Intertextuality occurs when a text references, echoes, or builds upon another text, creating layers of meaning. Allusions function when they assume reader knowledge and create resonance by comparing the current text to a prior one. Analyzing intertextual references involves identifying what text is referenced and explaining how that reference enriches, complicates, or comments on the current text's meaning.
You already know how to identify and track literary allusions — catching a reference to Odysseus in a contemporary novel or recognizing a biblical echo in a poem. Intertextual analysis is what you do *after* the identification: you explain what interpretive work the reference performs. The reference is not self-explanatory; it is an invitation to think about why this text chose to stand in relation to that one.
The key insight is that no text exists in isolation. Every text enters a conversation already in progress. When T.S. Eliot opens *The Waste Land* with "April is the cruellest month," he is deliberately inverting Chaucer's *Canterbury Tales*, which begins with April as a time of joyous renewal. The allusion is not decoration — it *argues* against Chaucer. The intertextual gap between the two Aprils is where the poem's central claim about modernity lives. To miss the reference is to miss the argument. This is why context-dependent interpretation (your prerequisite) is essential: the meaning of a phrase or image is not contained in the words alone but in the network of texts those words invoke.
Intertextuality operates at different levels of explicitness. A direct quotation is the most transparent; an allusion requires reader recognition; an echo or structural parallel may be subtle enough that scholars debate whether it is intentional. At the most diffuse level, genre conventions are themselves intertextual — when a text invokes the sonnet form, the detective story structure, or the pastoral mode, it positions itself in relation to every prior text that used those conventions. Genre intertextuality creates expectation that the text can then fulfill, subvert, or rewrite. When *Paradise Lost* opens with an epic invocation, it signals its participation in a tradition stretching from Homer and Virgil — and the reader who knows that tradition reads each departure from convention as meaningful.
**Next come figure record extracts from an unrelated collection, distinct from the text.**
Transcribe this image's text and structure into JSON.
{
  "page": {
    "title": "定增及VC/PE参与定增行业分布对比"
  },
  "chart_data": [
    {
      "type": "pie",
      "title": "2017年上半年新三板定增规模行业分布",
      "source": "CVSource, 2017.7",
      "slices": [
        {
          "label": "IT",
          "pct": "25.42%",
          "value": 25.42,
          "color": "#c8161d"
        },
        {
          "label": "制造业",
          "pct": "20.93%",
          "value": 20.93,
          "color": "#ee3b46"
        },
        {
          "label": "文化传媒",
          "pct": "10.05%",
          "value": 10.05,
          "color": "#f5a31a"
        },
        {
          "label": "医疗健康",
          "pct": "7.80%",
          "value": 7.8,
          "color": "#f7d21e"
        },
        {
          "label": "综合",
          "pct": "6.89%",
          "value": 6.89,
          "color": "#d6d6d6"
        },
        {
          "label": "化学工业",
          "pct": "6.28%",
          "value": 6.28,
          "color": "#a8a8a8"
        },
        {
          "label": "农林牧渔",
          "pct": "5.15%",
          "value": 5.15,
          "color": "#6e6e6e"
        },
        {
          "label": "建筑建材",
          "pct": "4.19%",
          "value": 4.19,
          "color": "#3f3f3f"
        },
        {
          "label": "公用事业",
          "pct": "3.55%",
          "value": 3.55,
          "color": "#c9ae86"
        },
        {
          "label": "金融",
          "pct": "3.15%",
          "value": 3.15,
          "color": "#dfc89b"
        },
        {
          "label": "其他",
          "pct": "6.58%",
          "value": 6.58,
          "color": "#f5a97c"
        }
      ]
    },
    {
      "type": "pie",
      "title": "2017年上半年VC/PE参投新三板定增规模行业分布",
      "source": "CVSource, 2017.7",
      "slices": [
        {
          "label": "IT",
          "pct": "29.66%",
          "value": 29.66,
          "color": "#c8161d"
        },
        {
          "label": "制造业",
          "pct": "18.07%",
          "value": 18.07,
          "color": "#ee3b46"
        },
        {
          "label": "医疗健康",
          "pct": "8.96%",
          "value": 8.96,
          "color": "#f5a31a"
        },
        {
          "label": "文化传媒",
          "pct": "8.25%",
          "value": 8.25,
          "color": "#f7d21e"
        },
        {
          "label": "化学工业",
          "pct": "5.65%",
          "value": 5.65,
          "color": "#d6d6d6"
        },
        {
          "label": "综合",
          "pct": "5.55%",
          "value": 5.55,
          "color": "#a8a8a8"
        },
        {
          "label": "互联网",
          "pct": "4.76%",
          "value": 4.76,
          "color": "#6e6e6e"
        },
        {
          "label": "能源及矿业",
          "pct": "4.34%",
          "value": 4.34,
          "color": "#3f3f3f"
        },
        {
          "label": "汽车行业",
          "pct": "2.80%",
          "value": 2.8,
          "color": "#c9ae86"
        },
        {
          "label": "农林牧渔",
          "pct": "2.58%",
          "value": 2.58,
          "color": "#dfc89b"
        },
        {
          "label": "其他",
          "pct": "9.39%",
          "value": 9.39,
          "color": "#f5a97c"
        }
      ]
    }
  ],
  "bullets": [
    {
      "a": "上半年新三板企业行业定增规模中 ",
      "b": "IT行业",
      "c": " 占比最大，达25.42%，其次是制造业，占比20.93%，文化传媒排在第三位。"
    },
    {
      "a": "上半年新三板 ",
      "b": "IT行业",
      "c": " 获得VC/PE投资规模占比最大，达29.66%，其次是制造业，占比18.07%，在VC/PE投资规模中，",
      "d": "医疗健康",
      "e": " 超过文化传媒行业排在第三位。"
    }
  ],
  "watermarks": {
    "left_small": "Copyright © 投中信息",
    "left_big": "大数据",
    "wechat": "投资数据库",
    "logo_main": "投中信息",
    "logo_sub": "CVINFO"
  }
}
The analytical move in intertextual analysis is always comparative. State what the reference is, explain what the source text carries (what associations, meanings, or emotional valence it brings), and then explain how those carried meanings interact with the current text's context. Does the allusion create irony — a gap between the elevated source and the diminished present (as in *The Waste Land*)? Does it create authority — borrowing the source's prestige? Does it revise or argue back — reworking a prior story to change its meaning (as Angela Carter's retellings of fairy tales do)? The analysis is not complete until you have answered: why this reference, and what does it do that no other choice could have done?